Here’s What Laurie Hernandez’s Net Worth Really Is
At the age of 20, professional gymnast Laurie Hernandez has already had an illustrious career. In addition to winning a gold and silver medal at the 2016 Olympic Games in Rio, she has also won gold at the 2016 Pacific Rim Championships and the 2016 Jesolo Trophy. She is also the only first-year senior-level gymnast to be chosen for the 2016 U.S. Olympic Women’s Artistic Gymnastics Team. (per Team USA)
The New Jersey native started training in gymnastics in 2005. “At five years old I watched a gymnast on the TV do flips on the balance beam. I pointed to the screen, looked at my mom and said, ‘I want to be just like those girls.’ She smiled and said okay, then put me in!” she recalled (per USA Gymnastics).
Following her win in Rio, Hernandez signed an endorsement deal with Procter & Gamble to become a brand ambassador for Crest toothpaste and Orgullosa, an online platform for Latinas (per ESPN). She also became the youngest contestant to win “Dancing with the Stars,” and even traveled around the country with the show’s live tour.

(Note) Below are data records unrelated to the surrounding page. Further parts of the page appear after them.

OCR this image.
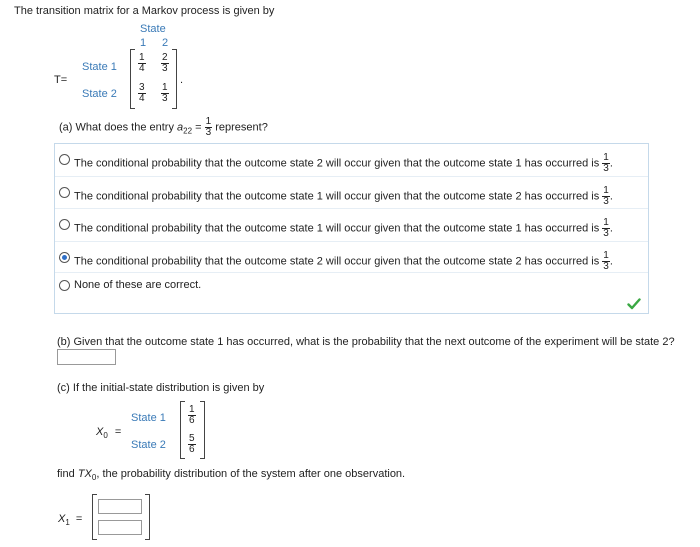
The transition matrix for a Markov process is given by
State
1 2
T=
State 1
State 2
.
$\frac{1}{4} \frac{2}{3}$
$\frac{3}{4} \frac{1}{3}$
(a) What does the entry $a_{22} = \frac{1}{3}$ represent?
The conditional probability that the outcome state 2 will occur given that the outcome state 1 has occurred is $\frac{1}{3}$ .
The conditional probability that the outcome state 1 will occur given that the outcome state 2 has occurred is $\frac{1}{3}$ .
The conditional probability that the outcome state 1 will occur given that the outcome state 1 has occurred is $\frac{1}{3}$ .
The conditional probability that the outcome state 2 will occur given that the outcome state 2 has occurred is $\frac{1}{3}$ .
None of these are correct.
(b) Given that the outcome state 1 has occurred, what is the probability that the next outcome of the experiment will be state 2?
(c) If the initial-state distribution is given by
$X_0$ =
State 1
State 2
$\frac{1}{6}$
$\frac{5}{6}$
find $TX_0$, the probability distribution of the system after one observation.
$X_1$ =
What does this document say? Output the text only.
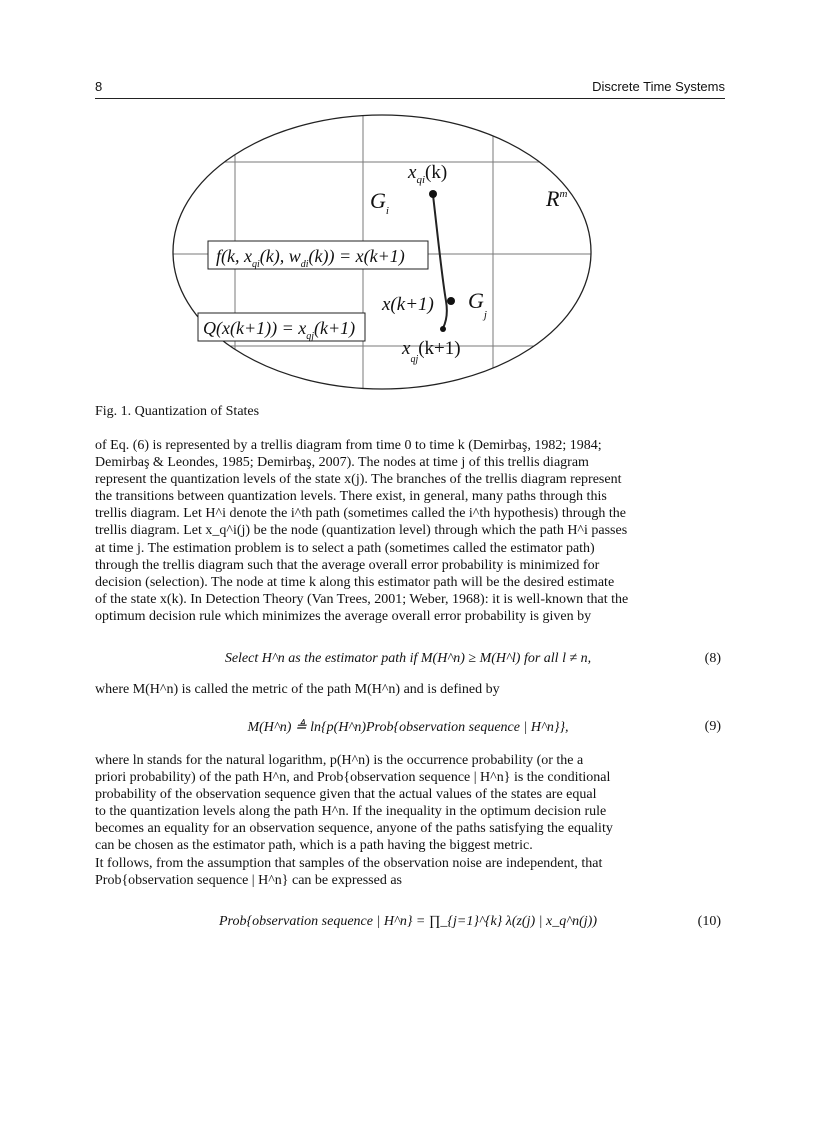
8	Discrete Time Systems
$x_{qi}(k)$
$G_i$	$R^m$
f(k, $x_{qi}(k)$, $w_{di}(k)) = x(k+1)$
x(k+1) $G_j$
$Q(x(k+1)) = x_{qj}(k+1)$
$x_{qj}(k+1)$
Fig. 1. Quantization of States

of Eq. (6) is represented by a trellis diagram from time 0 to time k (Demirbaş, 1982; 1984;

Demirbaş & Leondes, 1985; Demirbaş, 2007). The nodes at time j of this trellis diagram

represent the quantization levels of the state x(j). The branches of the trellis diagram represent

the transitions between quantization levels. There exist, in general, many paths through this

trellis diagram. Let H^i denote the i^th path (sometimes called the i^th hypothesis) through the

trellis diagram. Let x_q^i(j) be the node (quantization level) through which the path H^i passes

at time j. The estimation problem is to select a path (sometimes called the estimator path)

through the trellis diagram such that the average overall error probability is minimized for

decision (selection). The node at time k along this estimator path will be the desired estimate

of the state x(k). In Detection Theory (Van Trees, 2001; Weber, 1968): it is well-known that the

optimum decision rule which minimizes the average overall error probability is given by

Select H^n as the estimator path if M(H^n) ≥ M(H^l) for all l ≠ n,	(8)

where M(H^n) is called the metric of the path M(H^n) and is defined by

M(H^n) ≜ ln{p(H^n)Prob{observation sequence | H^n}},	(9)

where ln stands for the natural logarithm, p(H^n) is the occurrence probability (or the a

priori probability) of the path H^n, and Prob{observation sequence | H^n} is the conditional

probability of the observation sequence given that the actual values of the states are equal

to the quantization levels along the path H^n. If the inequality in the optimum decision rule

becomes an equality for an observation sequence, anyone of the paths satisfying the equality

can be chosen as the estimator path, which is a path having the biggest metric.

It follows, from the assumption that samples of the observation noise are independent, that

Prob{observation sequence | H^n} can be expressed as

Prob{observation sequence | H^n} = ∏_{j=1}^{k} λ(z(j) | x_q^n(j))	(10)
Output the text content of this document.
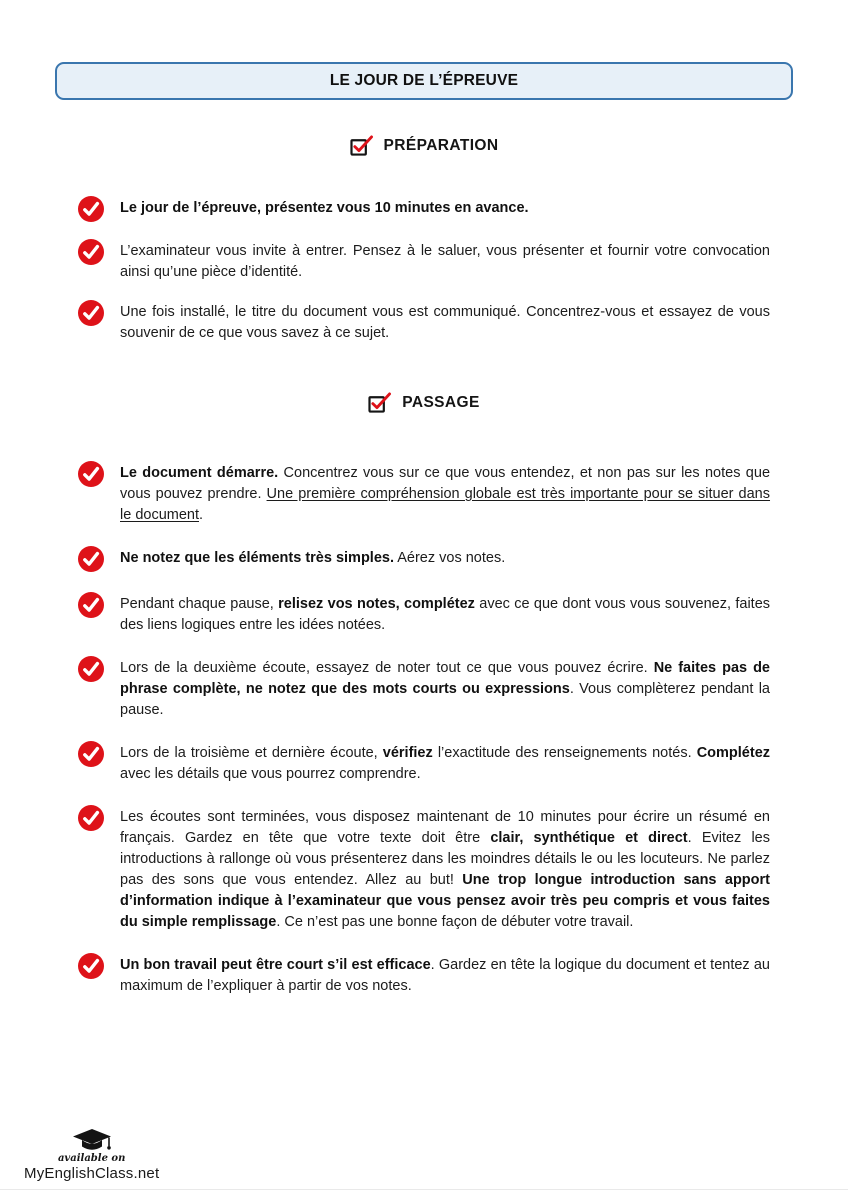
LE JOUR DE L’ÉPREUVE
PRÉPARATION

Le jour de l’épreuve, présentez vous 10 minutes en avance.

L’examinateur vous invite à entrer. Pensez à le saluer, vous présenter et fournir votre convocation ainsi qu’une pièce d’identité.

Une fois installé, le titre du document vous est communiqué. Concentrez-vous et essayez de vous souvenir de ce que vous savez à ce sujet.

PASSAGE

Le document démarre. Concentrez vous sur ce que vous entendez, et non pas sur les notes que vous pouvez prendre. Une première compréhension globale est très importante pour se situer dans le document.

Ne notez que les éléments très simples. Aérez vos notes.

Pendant chaque pause, relisez vos notes, complétez avec ce que dont vous vous souvenez, faites des liens logiques entre les idées notées.

Lors de la deuxième écoute, essayez de noter tout ce que vous pouvez écrire. Ne faites pas de phrase complète, ne notez que des mots courts ou expressions. Vous complèterez pendant la pause.

Lors de la troisième et dernière écoute, vérifiez l’exactitude des renseignements notés. Complétez avec les détails que vous pourrez comprendre.

Les écoutes sont terminées, vous disposez maintenant de 10 minutes pour écrire un résumé en français. Gardez en tête que votre texte doit être clair, synthétique et direct. Evitez les introductions à rallonge où vous présenterez dans les moindres détails le ou les locuteurs. Ne parlez pas des sons que vous entendez. Allez au but! Une trop longue introduction sans apport d’information indique à l’examinateur que vous pensez avoir très peu compris et vous faites du simple remplissage. Ce n’est pas une bonne façon de débuter votre travail.

Un bon travail peut être court s’il est efficace. Gardez en tête la logique du document et tentez au maximum de l’expliquer à partir de vos notes.

available on
MyEnglishClass.net
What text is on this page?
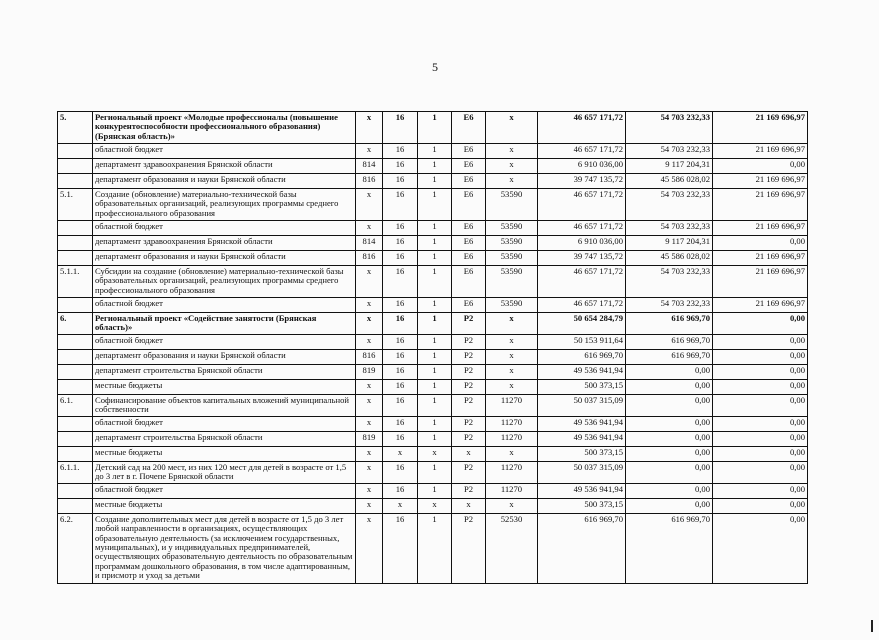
5
5.	Региональный проект «Молодые профессионалы (повышение конкурентоспособности профессионального образования) (Брянская область)»	х	16	1	Е6	х	46 657 171,72	54 703 232,33	21 169 696,97
	областной бюджет	х	16	1	Е6	х	46 657 171,72	54 703 232,33	21 169 696,97
	департамент здравоохранения Брянской области	814	16	1	Е6	х	6 910 036,00	9 117 204,31	0,00
	департамент образования и науки Брянской области	816	16	1	Е6	х	39 747 135,72	45 586 028,02	21 169 696,97
5.1.	Создание (обновление) материально-технической базы образовательных организаций, реализующих программы среднего профессионального образования	х	16	1	Е6	53590	46 657 171,72	54 703 232,33	21 169 696,97
	областной бюджет	х	16	1	Е6	53590	46 657 171,72	54 703 232,33	21 169 696,97
	департамент здравоохранения Брянской области	814	16	1	Е6	53590	6 910 036,00	9 117 204,31	0,00
	департамент образования и науки Брянской области	816	16	1	Е6	53590	39 747 135,72	45 586 028,02	21 169 696,97
5.1.1.	Субсидии на создание (обновление) материально-технической базы образовательных организаций, реализующих программы среднего профессионального образования	х	16	1	Е6	53590	46 657 171,72	54 703 232,33	21 169 696,97
	областной бюджет	х	16	1	Е6	53590	46 657 171,72	54 703 232,33	21 169 696,97
6.	Региональный проект «Содействие занятости (Брянская область)»	х	16	1	Р2	х	50 654 284,79	616 969,70	0,00
	областной бюджет	х	16	1	Р2	х	50 153 911,64	616 969,70	0,00
	департамент образования и науки Брянской области	816	16	1	Р2	х	616 969,70	616 969,70	0,00
	департамент строительства Брянской области	819	16	1	Р2	х	49 536 941,94	0,00	0,00
	местные бюджеты	х	16	1	Р2	х	500 373,15	0,00	0,00
6.1.	Софинансирование объектов капитальных вложений муниципальной собственности	х	16	1	Р2	11270	50 037 315,09	0,00	0,00
	областной бюджет	х	16	1	Р2	11270	49 536 941,94	0,00	0,00
	департамент строительства Брянской области	819	16	1	Р2	11270	49 536 941,94	0,00	0,00
	местные бюджеты	х	х	х	х	х	500 373,15	0,00	0,00
6.1.1.	Детский сад на 200 мест, из них 120 мест для детей в возрасте от 1,5 до 3 лет в г. Почепе Брянской области	х	16	1	Р2	11270	50 037 315,09	0,00	0,00
	областной бюджет	х	16	1	Р2	11270	49 536 941,94	0,00	0,00
	местные бюджеты	х	х	х	х	х	500 373,15	0,00	0,00
6.2.	Создание дополнительных мест для детей в возрасте от 1,5 до 3 лет любой направленности в организациях, осуществляющих образовательную деятельность (за исключением государственных, муниципальных), и у индивидуальных предпринимателей, осуществляющих образовательную деятельность по образовательным программам дошкольного образования, в том числе адаптированным, и присмотр и уход за детьми	х	16	1	Р2	52530	616 969,70	616 969,70	0,00
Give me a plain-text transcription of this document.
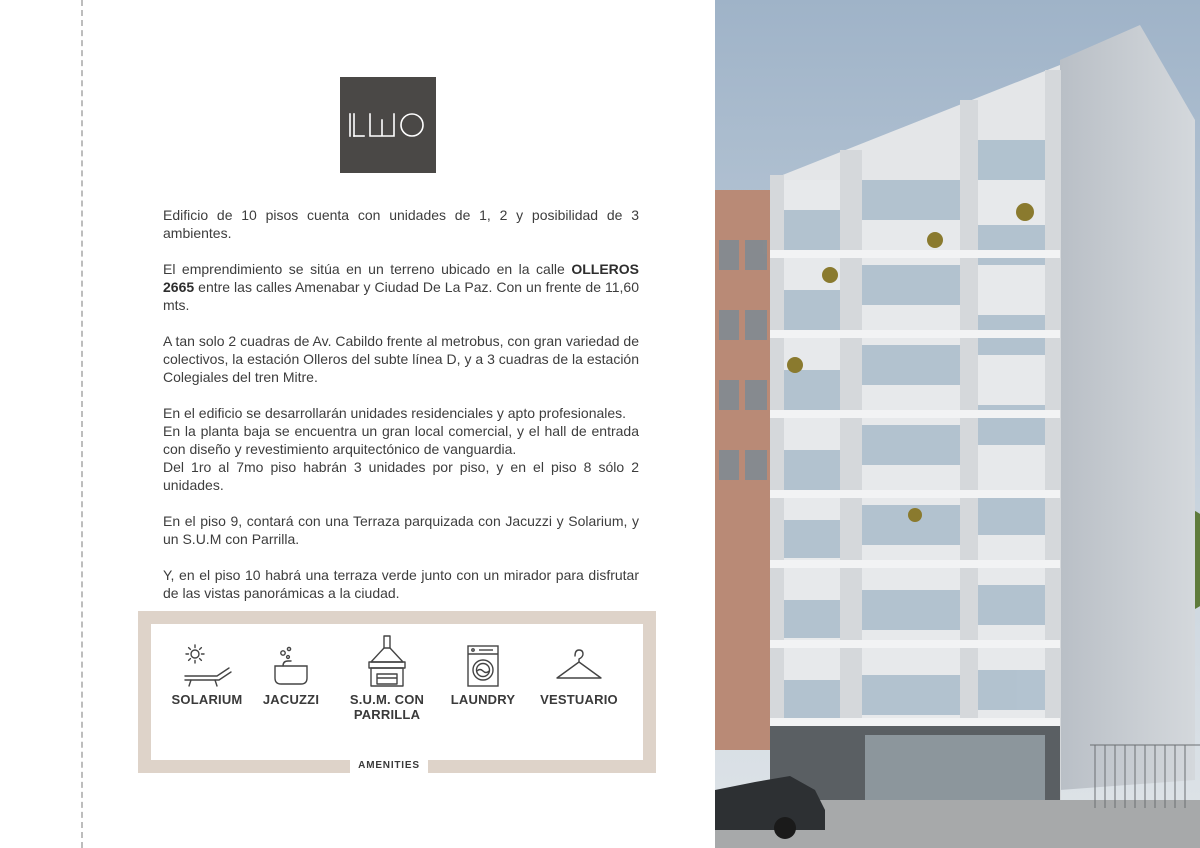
Edificio de 10 pisos cuenta con unidades de 1, 2 y posibilidad de 3 ambientes.

El emprendimiento se sitúa en un terreno ubicado en la calle OLLEROS 2665 entre las calles Amenabar y Ciudad De La Paz. Con un frente de 11,60 mts.

A tan solo 2 cuadras de Av. Cabildo frente al metrobus, con gran variedad de colectivos, la estación Olleros del subte línea D, y a 3 cuadras de la estación Colegiales del tren Mitre.

En el edificio se desarrollarán unidades residenciales y apto profesionales.
En la planta baja se encuentra un gran local comercial, y el hall de entrada con diseño y revestimiento arquitectónico de vanguardia.
Del 1ro al 7mo piso habrán 3 unidades por piso, y en el piso 8 sólo 2 unidades.

En el piso 9, contará con una Terraza parquizada con Jacuzzi y Solarium, y un S.U.M con Parrilla.

Y, en el piso 10 habrá una terraza verde junto con un mirador para disfrutar de las vistas panorámicas a la ciudad.

SOLARIUM	JACUZZI	S.U.M. CON
PARRILLA
LAUNDRY	VESTUARIO
AMENITIES
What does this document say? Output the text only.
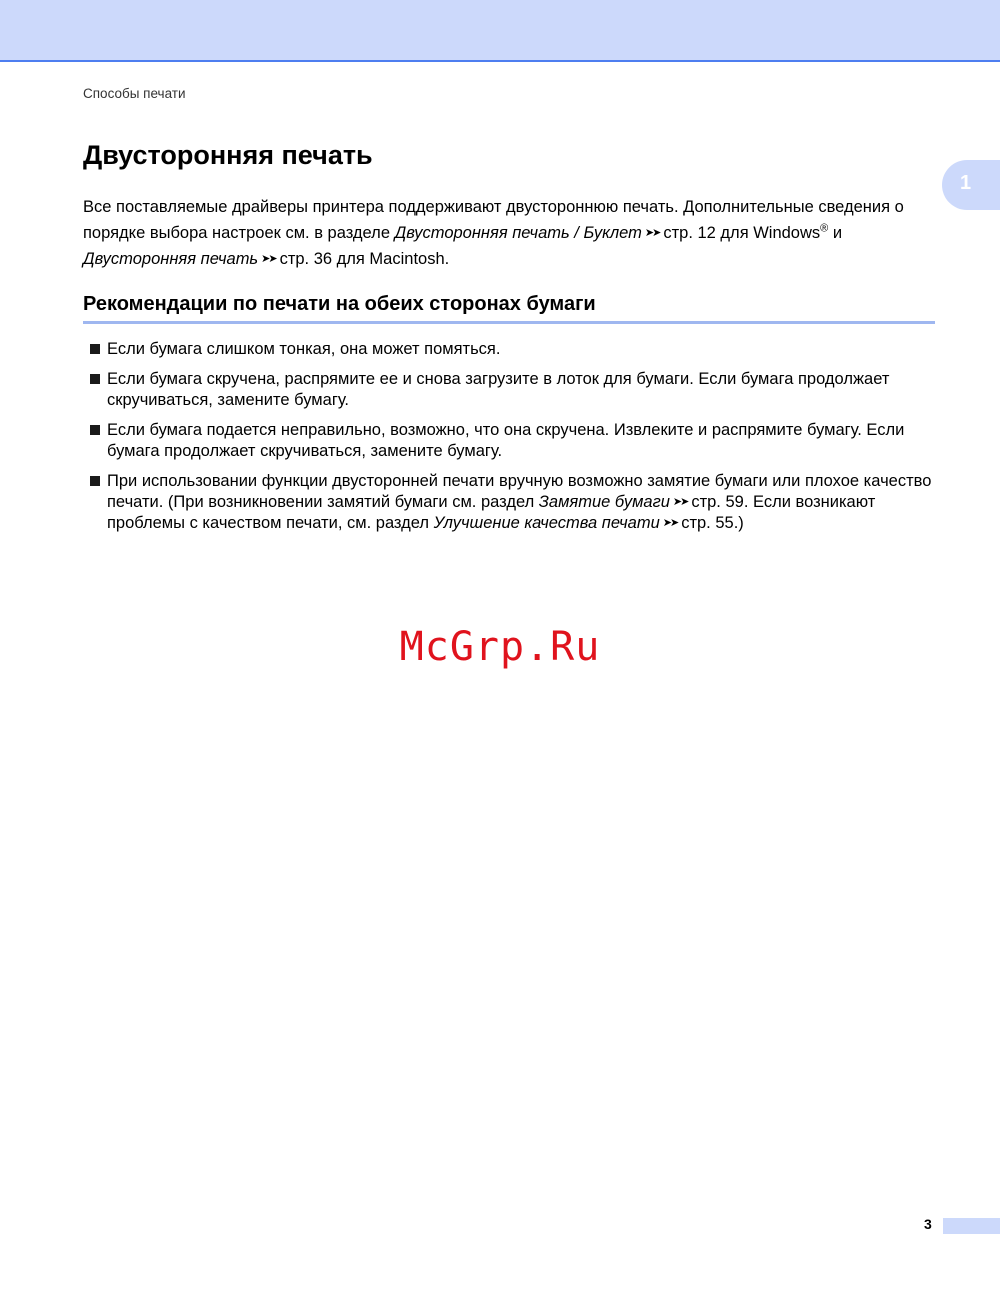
Способы печати
1
Двусторонняя печать

Все поставляемые драйверы принтера поддерживают двустороннюю печать. Дополнительные сведения о порядке выбора настроек см. в разделе Двусторонняя печать / Буклет ➤➤ стр. 12 для Windows® и Двусторонняя печать ➤➤ стр. 36 для Macintosh.

Рекомендации по печати на обеих сторонах бумаги
Если бумага слишком тонкая, она может помяться.
Если бумага скручена, распрямите ее и снова загрузите в лоток для бумаги. Если бумага продолжает скручиваться, замените бумагу.
Если бумага подается неправильно, возможно, что она скручена. Извлеките и распрямите бумагу. Если бумага продолжает скручиваться, замените бумагу.
При использовании функции двусторонней печати вручную возможно замятие бумаги или плохое качество печати. (При возникновении замятий бумаги см. раздел Замятие бумаги ➤➤ стр. 59. Если возникают проблемы с качеством печати, см. раздел Улучшение качества печати ➤➤ стр. 55.)
McGrp.Ru
3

“Floor exercise is my favorite gymnastics event because I’ve always loved to dance, so doing this tour was a no-brainer for me,” she told People. “I did the [Kellogg’s Tour of Gymnastics Champions], which was amazing, but this will be the first show I’m doing on a proper stage.”
Laurie Hernandez's career and net worth continues to grow
Laurie Hernandez’s gymnastics career, as well as endorsement deals and “Dancing with the Stars” win and tour, has earned her a net worth of $2 million, according to Celebrity Net Worth. And her sports career is far from over — she is preparing to compete at the 2021 Tokyo Olympics, working with new coaches after speaking out about the verbal and emotional abuse she suffered from her former coach, Maggie Haney.
“I now have to relearn what I thought was good this whole time and it was not, it was just behavior that I learned to adapt to or something that I was taught, that’s not actually right. Being in that environment from age five to 16, those are my developmental years. So there’s just a lot of unlearning that’s constantly happening,” she told People about her experience. Hernandez continued, saying that her journey towards healing was certainly an up and down experience, as she would feel great one day and terrible the next.
“That can sting a little bit, but being able to talk about it and share it on social media and then have people connect to it. I think that’s been really important,” she said.